We keep metrics on how quickly our background processors dequeues jobs here:

https://status.coveralls.io

image

Since the original issue of parallel coverage run merging is resolved, I'm closing the issue for now, but will monitor the thread for any other questions that arise.

Thank you!

danadaldos commented 4 years ago

@nickmerwin Thank you for following-up on this. It's extremely helpful to know how long it took on your end, and now I can take that information to CircleCI to see what's up. Thank you again!

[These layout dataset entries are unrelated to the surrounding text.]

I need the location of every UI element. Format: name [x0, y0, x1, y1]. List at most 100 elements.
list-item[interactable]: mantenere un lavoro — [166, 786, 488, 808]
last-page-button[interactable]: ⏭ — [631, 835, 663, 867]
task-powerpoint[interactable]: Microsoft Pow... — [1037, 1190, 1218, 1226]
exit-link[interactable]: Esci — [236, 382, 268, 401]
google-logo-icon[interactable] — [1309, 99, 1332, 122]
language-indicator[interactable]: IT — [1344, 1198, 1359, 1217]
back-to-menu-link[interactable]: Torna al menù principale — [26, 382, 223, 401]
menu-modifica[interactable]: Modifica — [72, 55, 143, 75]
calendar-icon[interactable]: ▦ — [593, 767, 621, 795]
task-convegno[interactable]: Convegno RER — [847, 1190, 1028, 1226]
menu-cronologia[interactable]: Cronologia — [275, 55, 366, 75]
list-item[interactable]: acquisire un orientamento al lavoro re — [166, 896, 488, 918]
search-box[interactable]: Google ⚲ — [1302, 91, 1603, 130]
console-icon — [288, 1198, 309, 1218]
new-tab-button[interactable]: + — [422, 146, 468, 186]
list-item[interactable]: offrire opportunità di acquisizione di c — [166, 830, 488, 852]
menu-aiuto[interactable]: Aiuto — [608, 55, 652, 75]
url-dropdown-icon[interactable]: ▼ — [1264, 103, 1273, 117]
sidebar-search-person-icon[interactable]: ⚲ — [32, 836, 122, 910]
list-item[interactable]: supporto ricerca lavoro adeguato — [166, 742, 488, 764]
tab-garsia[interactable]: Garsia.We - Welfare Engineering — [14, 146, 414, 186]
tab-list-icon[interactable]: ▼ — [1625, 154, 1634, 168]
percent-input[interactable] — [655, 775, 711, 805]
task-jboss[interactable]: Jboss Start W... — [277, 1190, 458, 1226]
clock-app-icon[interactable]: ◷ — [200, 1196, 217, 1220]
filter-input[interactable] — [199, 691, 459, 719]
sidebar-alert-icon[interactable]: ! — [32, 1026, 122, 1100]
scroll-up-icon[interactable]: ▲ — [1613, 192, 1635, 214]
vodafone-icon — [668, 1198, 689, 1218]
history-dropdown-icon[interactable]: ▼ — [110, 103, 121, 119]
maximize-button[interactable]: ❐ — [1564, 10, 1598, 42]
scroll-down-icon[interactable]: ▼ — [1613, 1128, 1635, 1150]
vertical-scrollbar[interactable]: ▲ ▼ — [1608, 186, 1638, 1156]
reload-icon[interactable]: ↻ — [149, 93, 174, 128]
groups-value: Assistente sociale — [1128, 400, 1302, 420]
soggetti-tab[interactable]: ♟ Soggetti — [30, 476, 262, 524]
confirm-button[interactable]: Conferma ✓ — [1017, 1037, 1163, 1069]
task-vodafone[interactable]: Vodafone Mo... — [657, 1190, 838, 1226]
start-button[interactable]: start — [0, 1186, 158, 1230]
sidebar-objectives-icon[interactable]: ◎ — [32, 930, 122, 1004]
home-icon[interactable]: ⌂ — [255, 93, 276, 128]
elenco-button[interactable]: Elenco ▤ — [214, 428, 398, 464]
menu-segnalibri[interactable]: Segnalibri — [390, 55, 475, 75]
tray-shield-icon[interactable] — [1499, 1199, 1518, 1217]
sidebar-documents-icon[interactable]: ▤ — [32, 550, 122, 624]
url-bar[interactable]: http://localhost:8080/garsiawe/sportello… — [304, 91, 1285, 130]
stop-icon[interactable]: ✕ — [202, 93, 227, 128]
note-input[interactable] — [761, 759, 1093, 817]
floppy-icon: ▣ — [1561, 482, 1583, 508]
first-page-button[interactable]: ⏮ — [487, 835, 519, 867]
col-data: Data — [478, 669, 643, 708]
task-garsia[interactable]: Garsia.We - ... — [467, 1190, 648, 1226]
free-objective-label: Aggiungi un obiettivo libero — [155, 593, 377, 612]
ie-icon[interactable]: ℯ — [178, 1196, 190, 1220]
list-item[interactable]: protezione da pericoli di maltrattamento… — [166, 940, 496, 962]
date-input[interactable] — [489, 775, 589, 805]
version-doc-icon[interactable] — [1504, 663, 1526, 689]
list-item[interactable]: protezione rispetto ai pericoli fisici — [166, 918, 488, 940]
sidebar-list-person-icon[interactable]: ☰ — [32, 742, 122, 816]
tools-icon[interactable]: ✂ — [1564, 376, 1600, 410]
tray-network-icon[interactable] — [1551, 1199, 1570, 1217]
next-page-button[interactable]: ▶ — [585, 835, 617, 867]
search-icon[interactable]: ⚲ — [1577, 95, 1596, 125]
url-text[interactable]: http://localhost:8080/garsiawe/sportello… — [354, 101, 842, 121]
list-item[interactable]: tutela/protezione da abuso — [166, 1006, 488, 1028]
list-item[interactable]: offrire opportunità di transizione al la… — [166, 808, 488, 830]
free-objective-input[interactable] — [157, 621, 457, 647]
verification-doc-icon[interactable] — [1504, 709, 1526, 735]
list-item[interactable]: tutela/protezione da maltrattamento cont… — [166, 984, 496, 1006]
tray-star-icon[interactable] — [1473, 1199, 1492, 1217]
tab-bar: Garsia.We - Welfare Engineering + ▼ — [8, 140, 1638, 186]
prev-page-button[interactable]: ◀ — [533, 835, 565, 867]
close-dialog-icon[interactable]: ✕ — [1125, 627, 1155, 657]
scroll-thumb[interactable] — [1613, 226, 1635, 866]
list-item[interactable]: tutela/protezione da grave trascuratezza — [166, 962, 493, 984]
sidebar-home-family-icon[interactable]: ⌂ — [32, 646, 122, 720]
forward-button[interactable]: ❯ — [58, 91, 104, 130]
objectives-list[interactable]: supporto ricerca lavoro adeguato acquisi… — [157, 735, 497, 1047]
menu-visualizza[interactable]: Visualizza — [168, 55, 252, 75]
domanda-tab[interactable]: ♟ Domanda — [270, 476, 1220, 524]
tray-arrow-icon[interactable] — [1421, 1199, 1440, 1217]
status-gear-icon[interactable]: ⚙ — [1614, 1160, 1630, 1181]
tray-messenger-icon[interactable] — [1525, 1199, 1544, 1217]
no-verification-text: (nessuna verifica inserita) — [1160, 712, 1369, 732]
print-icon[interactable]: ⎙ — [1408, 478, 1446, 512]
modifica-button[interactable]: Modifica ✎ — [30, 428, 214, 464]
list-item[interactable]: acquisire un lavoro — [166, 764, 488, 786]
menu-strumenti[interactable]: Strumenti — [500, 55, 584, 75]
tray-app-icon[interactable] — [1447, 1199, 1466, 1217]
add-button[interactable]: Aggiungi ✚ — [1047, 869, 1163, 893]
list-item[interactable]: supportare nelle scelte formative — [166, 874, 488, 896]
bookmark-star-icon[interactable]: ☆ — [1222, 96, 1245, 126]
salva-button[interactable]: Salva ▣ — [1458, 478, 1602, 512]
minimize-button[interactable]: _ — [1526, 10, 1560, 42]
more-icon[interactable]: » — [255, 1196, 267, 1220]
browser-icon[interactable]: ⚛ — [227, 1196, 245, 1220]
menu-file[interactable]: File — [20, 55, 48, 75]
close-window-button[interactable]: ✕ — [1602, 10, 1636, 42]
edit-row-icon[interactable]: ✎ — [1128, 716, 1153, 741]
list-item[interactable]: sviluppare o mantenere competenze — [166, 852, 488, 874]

Update - I did try sending the webhook to Requestbin.com and there was no delay. The CI job finished in ~5 minutes and Requestbin received the message right when it finished.

Finally, if I still have your ear @nickmerwin, please please address the documentation found here: https://docs.coveralls.io/parallel-build-webhook I am fairly certain that the webhook listed for CircleCI flat-out wrong. CircleCI must have changed its implementation since that was written because if you don't explicitly include the payload with the build number/workflow id, Coveralls doesn't report anything.